Miser (vraiment) sur la transition écologique

 Miser (vraiment) sur la transition écologique

Broché: 191 pages
Editeur : Editions de l’Atelier (13 mars 2014)
Collection : D’autres lendemains
Langue : Français
ISBN-10: 2708242598
ISBN-13: 978-2708242593
Dimensions : 19,8 x 12,4 x 1,6 cm

« Nous avons le pied collé sur l’accélérateur et nous fonçons vers l’abîme ». C’est sur ces mots d’introduction que commence un ouvrage qui se donne pour vocation de tracer des pistes concrètes afin d’aborder les mutations prochaines. Car, inéluctablement, mutations il y aura et, comme les auteurs le disent avec humour, mieux vaut « penser le changement que changer le pansement ». C’est que le temps presse. La fonte des calottes polaires, la désertification, la pollution des sols et des sous-sols, la volonté de bétonner encore et toujours ont drastiquement réduit notre marge de manœuvre. Il devient grand temps d’agir. Après un rapide tour d’horizon de la situation mondiale, les auteurs avancent résolument des alternatives susceptibles d’enrayer la crise écologique sans trop perturber les sociétés.
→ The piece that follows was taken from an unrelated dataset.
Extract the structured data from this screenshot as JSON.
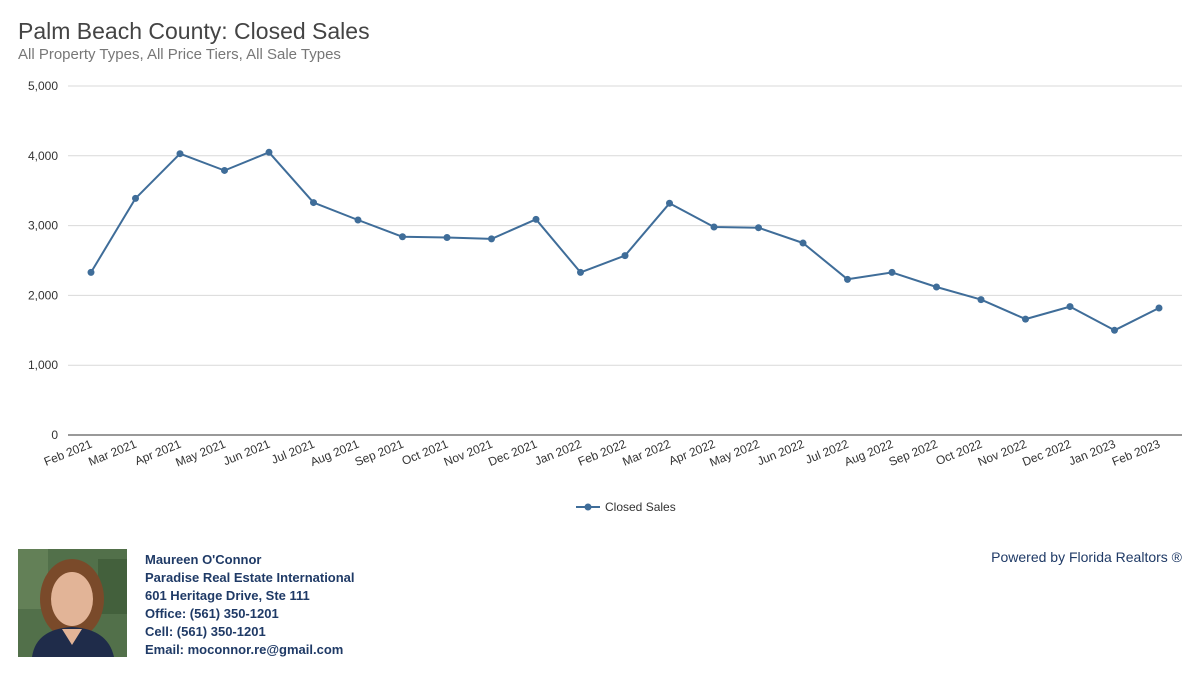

Il va falloir, avancent-ils, faire aussi bien avec moins. Ils mettent en avant des recherches et des travaux ayant des conséquences très pratiques. Mais tout cela n’est rien si la volonté n’y est pas : celle des décideurs comme celle des consommateurs. Les auteurs promeuvent maintes solutions d’ordre technique ou financier afin de réaliser la transition écologique qu’ils appellent de leurs vœux et qui avance à pas comptés. L’important, au fond, quel que soit le domaine concerné (l’énergie, l’agriculture, la démographie, la technologie, etc.), réside moins dans les recettes techniques que dans l’envie, le courage, le désir de faire ensemble. Les meilleures solutions, même appuyées par des ponts d’or, ne peuvent pas grand-chose si elles ne sont pas sous-tendues par une envie et une énergie débordantes. « La transition aura lieu, affirment les auteurs, avec plus de succès si nous sommes animés d’une envie de faire ensemble, d’un désir de transmission de savoir-faire entre nous, de don de soi, et d’un goût du partage sans contrepartie systématique » (p. 121).Sans ces préalables, toutes les questions touchant l’argent, le désintérêt des élites ou les défis technologiques deviennent vaines.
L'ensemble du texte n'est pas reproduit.